We all know that construction costs are sky high with no relief in sight. This is creating issues for sellers, builders and buyers alike. This article is geared towards buyers purchasing existing spec homes, usually from a broker representing a builder. These contracts will usually include the building site, the construction and usually the landscaping. Obviously, working with a general contractor with a parcel that you own (custom build) is a separate topic, with different financing requirements.
Types Of Contracts
Historically, we have seen regular purchase and sale agreements that give the buyer an opportunity to review the finishes and quality of construction upon completion. That method has been almost entirely replaced with a non-refundable deposit up front with a provision for the contract to be canceled only if the completion is not done by a certain date. This leaves the door open for quality control issues and very little room for changes along the way. In addition, we are starting to see contracts with built-in price escalations based on material costs. This usually gives the buyer an opportunity to withdraw from the transaction in the event that the costs increase beyond the buyer’s budget, but I wouldn’t be surprised if there were agreements that locked the buyer into these potential price increases as well.
In some cases builders working with brokers will use a traditional State purchase and sale agreement with an addendum or exhibit outlining items that are included in the sale along with the finish schedule, but sometimes they have builder contracts which can be daunting to review and understand. Regardless, it is important to understand what is included in the purchase price. A clear understanding of appliances, landscaping or partial landscaping, window coverings and other items in addition to the home and building site are important aspects.
It has become increasingly common for a builder to simply provide a finish schedule of materials used. Builders are also building in language for potential changes based on availability of materials in the event something needs to be substituted. The issue is that many materials are ordered far in advance and therefore cannot be changed. General contractors would historically hold meetings for finishes along the way, but with the lack of available materials, builders are finding themselves ordering appliances, tile and flooring, doors, windows and trim even before concrete is poured. In many events, this is limiting buyers to very basic modifications such as paint colors.

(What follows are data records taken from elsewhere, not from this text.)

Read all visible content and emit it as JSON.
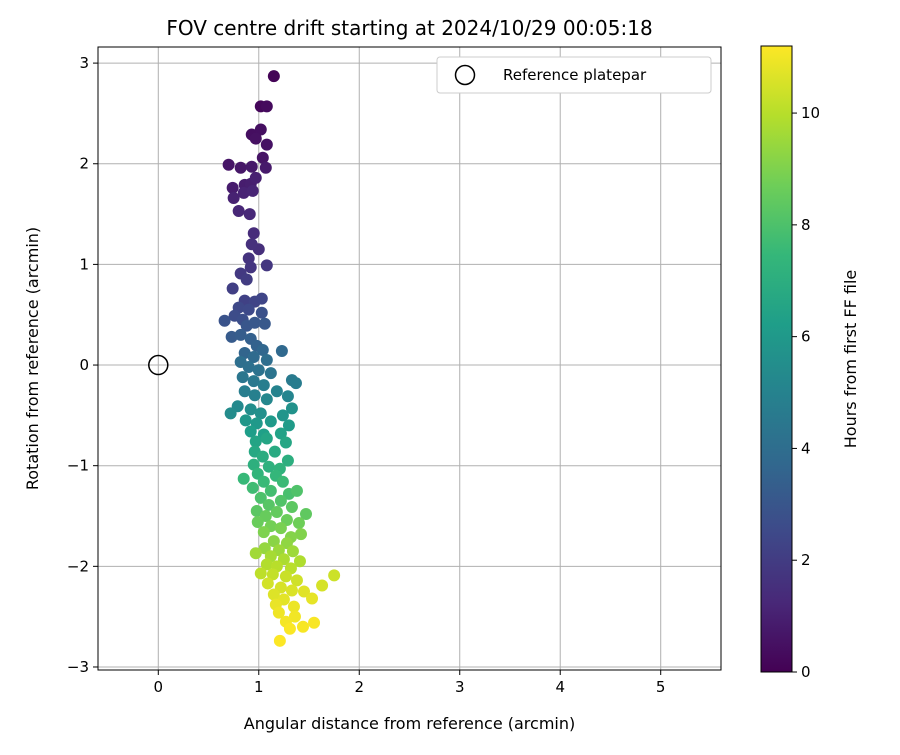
{
  "chart_data": {
    "type": "scatter",
    "title": "FOV centre drift starting at 2024/10/29 00:05:18",
    "xlabel": "Angular distance from reference (arcmin)",
    "ylabel": "Rotation from reference (arcmin)",
    "xlim": [
      -0.6,
      5.6
    ],
    "ylim": [
      -3.03,
      3.16
    ],
    "xticks": [
      0,
      1,
      2,
      3,
      4,
      5
    ],
    "yticks": [
      -3,
      -2,
      -1,
      0,
      1,
      2,
      3
    ],
    "grid": true,
    "legend": {
      "placement": "top-right",
      "entries": [
        "Reference platepar"
      ]
    },
    "reference_point": {
      "x": 0,
      "y": 0
    },
    "colorbar": {
      "label": "Hours from first FF file",
      "colormap": "viridis",
      "range": [
        0,
        11.2
      ],
      "ticks": [
        0,
        2,
        4,
        6,
        8,
        10
      ]
    },
    "colors": {
      "viridis": [
        "#440154",
        "#482878",
        "#3e4989",
        "#31688e",
        "#26828e",
        "#1f9e89",
        "#35b779",
        "#6ece58",
        "#b5de2b",
        "#fde725"
      ]
    },
    "points_note": "x, y in arcmin; c = hours from first FF file",
    "points": [
      {
        "x": 1.15,
        "y": 2.87,
        "c": 0.1
      },
      {
        "x": 1.02,
        "y": 2.57,
        "c": 0.2
      },
      {
        "x": 1.08,
        "y": 2.57,
        "c": 0.3
      },
      {
        "x": 0.93,
        "y": 2.29,
        "c": 0.4
      },
      {
        "x": 1.02,
        "y": 2.34,
        "c": 0.45
      },
      {
        "x": 0.97,
        "y": 2.25,
        "c": 0.5
      },
      {
        "x": 1.08,
        "y": 2.19,
        "c": 0.55
      },
      {
        "x": 1.04,
        "y": 2.06,
        "c": 0.6
      },
      {
        "x": 0.7,
        "y": 1.99,
        "c": 0.65
      },
      {
        "x": 0.82,
        "y": 1.96,
        "c": 0.7
      },
      {
        "x": 0.93,
        "y": 1.97,
        "c": 0.75
      },
      {
        "x": 1.07,
        "y": 1.96,
        "c": 0.8
      },
      {
        "x": 0.74,
        "y": 1.76,
        "c": 0.85
      },
      {
        "x": 0.86,
        "y": 1.79,
        "c": 0.9
      },
      {
        "x": 0.92,
        "y": 1.8,
        "c": 0.95
      },
      {
        "x": 0.97,
        "y": 1.86,
        "c": 1.0
      },
      {
        "x": 0.75,
        "y": 1.66,
        "c": 1.05
      },
      {
        "x": 0.85,
        "y": 1.71,
        "c": 1.1
      },
      {
        "x": 0.94,
        "y": 1.73,
        "c": 1.15
      },
      {
        "x": 0.8,
        "y": 1.53,
        "c": 1.2
      },
      {
        "x": 0.91,
        "y": 1.5,
        "c": 1.25
      },
      {
        "x": 0.95,
        "y": 1.31,
        "c": 1.4
      },
      {
        "x": 1.0,
        "y": 1.15,
        "c": 1.5
      },
      {
        "x": 0.93,
        "y": 1.2,
        "c": 1.55
      },
      {
        "x": 0.9,
        "y": 1.06,
        "c": 1.65
      },
      {
        "x": 0.92,
        "y": 0.97,
        "c": 1.75
      },
      {
        "x": 1.08,
        "y": 0.99,
        "c": 1.8
      },
      {
        "x": 0.82,
        "y": 0.91,
        "c": 1.9
      },
      {
        "x": 0.88,
        "y": 0.85,
        "c": 2.0
      },
      {
        "x": 0.74,
        "y": 0.76,
        "c": 2.1
      },
      {
        "x": 0.86,
        "y": 0.64,
        "c": 2.2
      },
      {
        "x": 0.96,
        "y": 0.63,
        "c": 2.3
      },
      {
        "x": 1.03,
        "y": 0.66,
        "c": 2.35
      },
      {
        "x": 0.8,
        "y": 0.57,
        "c": 2.45
      },
      {
        "x": 0.9,
        "y": 0.55,
        "c": 2.5
      },
      {
        "x": 0.76,
        "y": 0.49,
        "c": 2.6
      },
      {
        "x": 0.84,
        "y": 0.45,
        "c": 2.7
      },
      {
        "x": 1.03,
        "y": 0.52,
        "c": 2.8
      },
      {
        "x": 0.66,
        "y": 0.44,
        "c": 2.9
      },
      {
        "x": 0.88,
        "y": 0.39,
        "c": 3.0
      },
      {
        "x": 0.96,
        "y": 0.42,
        "c": 3.05
      },
      {
        "x": 1.06,
        "y": 0.41,
        "c": 3.1
      },
      {
        "x": 0.73,
        "y": 0.28,
        "c": 3.2
      },
      {
        "x": 0.82,
        "y": 0.3,
        "c": 3.3
      },
      {
        "x": 0.92,
        "y": 0.26,
        "c": 3.4
      },
      {
        "x": 0.98,
        "y": 0.19,
        "c": 3.5
      },
      {
        "x": 0.86,
        "y": 0.12,
        "c": 3.6
      },
      {
        "x": 1.04,
        "y": 0.15,
        "c": 3.7
      },
      {
        "x": 1.23,
        "y": 0.14,
        "c": 3.8
      },
      {
        "x": 0.95,
        "y": 0.08,
        "c": 3.9
      },
      {
        "x": 1.08,
        "y": 0.05,
        "c": 4.0
      },
      {
        "x": 0.82,
        "y": 0.03,
        "c": 4.05
      },
      {
        "x": 0.9,
        "y": -0.02,
        "c": 4.1
      },
      {
        "x": 1.0,
        "y": -0.05,
        "c": 4.2
      },
      {
        "x": 1.12,
        "y": -0.08,
        "c": 4.3
      },
      {
        "x": 0.84,
        "y": -0.12,
        "c": 4.4
      },
      {
        "x": 0.95,
        "y": -0.16,
        "c": 4.5
      },
      {
        "x": 1.33,
        "y": -0.15,
        "c": 4.6
      },
      {
        "x": 1.37,
        "y": -0.18,
        "c": 4.7
      },
      {
        "x": 1.05,
        "y": -0.2,
        "c": 4.75
      },
      {
        "x": 0.86,
        "y": -0.26,
        "c": 4.8
      },
      {
        "x": 0.96,
        "y": -0.3,
        "c": 4.9
      },
      {
        "x": 1.18,
        "y": -0.26,
        "c": 5.0
      },
      {
        "x": 1.29,
        "y": -0.31,
        "c": 5.1
      },
      {
        "x": 1.08,
        "y": -0.34,
        "c": 5.2
      },
      {
        "x": 0.79,
        "y": -0.41,
        "c": 5.3
      },
      {
        "x": 0.72,
        "y": -0.48,
        "c": 5.4
      },
      {
        "x": 0.92,
        "y": -0.44,
        "c": 5.5
      },
      {
        "x": 1.02,
        "y": -0.48,
        "c": 5.6
      },
      {
        "x": 1.33,
        "y": -0.43,
        "c": 5.7
      },
      {
        "x": 1.24,
        "y": -0.5,
        "c": 5.8
      },
      {
        "x": 0.87,
        "y": -0.55,
        "c": 5.9
      },
      {
        "x": 0.98,
        "y": -0.58,
        "c": 6.0
      },
      {
        "x": 1.12,
        "y": -0.56,
        "c": 6.05
      },
      {
        "x": 1.3,
        "y": -0.6,
        "c": 6.1
      },
      {
        "x": 0.92,
        "y": -0.66,
        "c": 6.2
      },
      {
        "x": 1.05,
        "y": -0.69,
        "c": 6.3
      },
      {
        "x": 1.22,
        "y": -0.68,
        "c": 6.4
      },
      {
        "x": 0.97,
        "y": -0.76,
        "c": 6.5
      },
      {
        "x": 1.08,
        "y": -0.73,
        "c": 6.55
      },
      {
        "x": 1.27,
        "y": -0.77,
        "c": 6.6
      },
      {
        "x": 0.96,
        "y": -0.86,
        "c": 6.7
      },
      {
        "x": 1.16,
        "y": -0.86,
        "c": 6.8
      },
      {
        "x": 1.04,
        "y": -0.91,
        "c": 6.9
      },
      {
        "x": 1.29,
        "y": -0.95,
        "c": 7.0
      },
      {
        "x": 0.95,
        "y": -0.99,
        "c": 7.05
      },
      {
        "x": 1.1,
        "y": -1.01,
        "c": 7.1
      },
      {
        "x": 1.21,
        "y": -1.03,
        "c": 7.2
      },
      {
        "x": 0.99,
        "y": -1.08,
        "c": 7.3
      },
      {
        "x": 1.17,
        "y": -1.1,
        "c": 7.4
      },
      {
        "x": 0.85,
        "y": -1.13,
        "c": 7.5
      },
      {
        "x": 1.05,
        "y": -1.16,
        "c": 7.55
      },
      {
        "x": 1.24,
        "y": -1.16,
        "c": 7.6
      },
      {
        "x": 0.94,
        "y": -1.22,
        "c": 7.7
      },
      {
        "x": 1.12,
        "y": -1.25,
        "c": 7.8
      },
      {
        "x": 1.3,
        "y": -1.28,
        "c": 7.9
      },
      {
        "x": 1.02,
        "y": -1.32,
        "c": 8.0
      },
      {
        "x": 1.38,
        "y": -1.25,
        "c": 8.05
      },
      {
        "x": 1.22,
        "y": -1.35,
        "c": 8.1
      },
      {
        "x": 1.1,
        "y": -1.39,
        "c": 8.2
      },
      {
        "x": 0.98,
        "y": -1.45,
        "c": 8.3
      },
      {
        "x": 1.33,
        "y": -1.41,
        "c": 8.35
      },
      {
        "x": 1.47,
        "y": -1.48,
        "c": 8.4
      },
      {
        "x": 1.18,
        "y": -1.46,
        "c": 8.5
      },
      {
        "x": 1.07,
        "y": -1.5,
        "c": 8.55
      },
      {
        "x": 0.99,
        "y": -1.56,
        "c": 8.6
      },
      {
        "x": 1.28,
        "y": -1.54,
        "c": 8.65
      },
      {
        "x": 1.4,
        "y": -1.57,
        "c": 8.7
      },
      {
        "x": 1.12,
        "y": -1.6,
        "c": 8.8
      },
      {
        "x": 1.22,
        "y": -1.62,
        "c": 8.9
      },
      {
        "x": 1.05,
        "y": -1.66,
        "c": 9.0
      },
      {
        "x": 1.42,
        "y": -1.68,
        "c": 9.05
      },
      {
        "x": 1.32,
        "y": -1.71,
        "c": 9.1
      },
      {
        "x": 1.15,
        "y": -1.75,
        "c": 9.2
      },
      {
        "x": 1.28,
        "y": -1.77,
        "c": 9.3
      },
      {
        "x": 1.06,
        "y": -1.82,
        "c": 9.4
      },
      {
        "x": 1.2,
        "y": -1.84,
        "c": 9.5
      },
      {
        "x": 1.34,
        "y": -1.85,
        "c": 9.55
      },
      {
        "x": 0.97,
        "y": -1.87,
        "c": 9.6
      },
      {
        "x": 1.12,
        "y": -1.9,
        "c": 9.7
      },
      {
        "x": 1.25,
        "y": -1.93,
        "c": 9.8
      },
      {
        "x": 1.41,
        "y": -1.95,
        "c": 9.85
      },
      {
        "x": 1.08,
        "y": -1.98,
        "c": 9.9
      },
      {
        "x": 1.18,
        "y": -2.0,
        "c": 10.0
      },
      {
        "x": 1.32,
        "y": -2.02,
        "c": 10.05
      },
      {
        "x": 1.02,
        "y": -2.07,
        "c": 10.1
      },
      {
        "x": 1.14,
        "y": -2.08,
        "c": 10.2
      },
      {
        "x": 1.27,
        "y": -2.1,
        "c": 10.3
      },
      {
        "x": 1.75,
        "y": -2.09,
        "c": 10.35
      },
      {
        "x": 1.38,
        "y": -2.14,
        "c": 10.4
      },
      {
        "x": 1.09,
        "y": -2.17,
        "c": 10.45
      },
      {
        "x": 1.63,
        "y": -2.19,
        "c": 10.5
      },
      {
        "x": 1.22,
        "y": -2.21,
        "c": 10.55
      },
      {
        "x": 1.33,
        "y": -2.24,
        "c": 10.6
      },
      {
        "x": 1.15,
        "y": -2.28,
        "c": 10.65
      },
      {
        "x": 1.45,
        "y": -2.25,
        "c": 10.7
      },
      {
        "x": 1.25,
        "y": -2.33,
        "c": 10.75
      },
      {
        "x": 1.53,
        "y": -2.32,
        "c": 10.8
      },
      {
        "x": 1.17,
        "y": -2.38,
        "c": 10.85
      },
      {
        "x": 1.35,
        "y": -2.4,
        "c": 10.9
      },
      {
        "x": 1.2,
        "y": -2.46,
        "c": 10.95
      },
      {
        "x": 1.36,
        "y": -2.5,
        "c": 11.0
      },
      {
        "x": 1.27,
        "y": -2.55,
        "c": 11.05
      },
      {
        "x": 1.44,
        "y": -2.6,
        "c": 11.1
      },
      {
        "x": 1.55,
        "y": -2.56,
        "c": 11.12
      },
      {
        "x": 1.31,
        "y": -2.62,
        "c": 11.15
      },
      {
        "x": 1.21,
        "y": -2.74,
        "c": 11.18
      }
    ]
  }
}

Unlike those working with a general contractor to build a home as opposed to buying a spec home directly from a broker or builder, conventional loans are typical. This simply provides that the buyer completes the appraisal and underwriting loan process after the certificate of occupancy is issued. This obviously opens the door to issues with interest rates. Buyers will want to be forward thinking and conservative based on their budget or debt ratios to ensure they can still qualify for the home they have contracted, particularly if they have a contract with a deposit that is not refundable. For those working with the general contractor directly, “one time close” loans can provide some reassurance and create a safety net, but these types of loans are not as common unless building a custom home.
Preparing For Closing
Another risk factor and major consideration are things that may or may not be included, and how to acquire those items within a reasonable time frame as you approach closing. Just like building materials, many items such as furnishings, window coverings, appliances that may not be included in the sale can be hard to find and/or have incredible lead times. Buyers have to weigh not only the risk of purchasing something for home that they don’t yet own, but also need to be careful about making large purchases on credit that may impact their debt ratio in order to qualify for their loan as they approach closing.
As a final note, many of these spec home builders are working with the broker to take the direct communication element out of the equation so that they can focus on what they do best. Use your real estate agent’s knowledge to your advantage to help you understand all of the points above, and to create a homogeneous working environment with your lender to ensure a process that is as painless as possible. It is also very important to work with your broker to understand expectations and to be prepared for delays and changes along the way.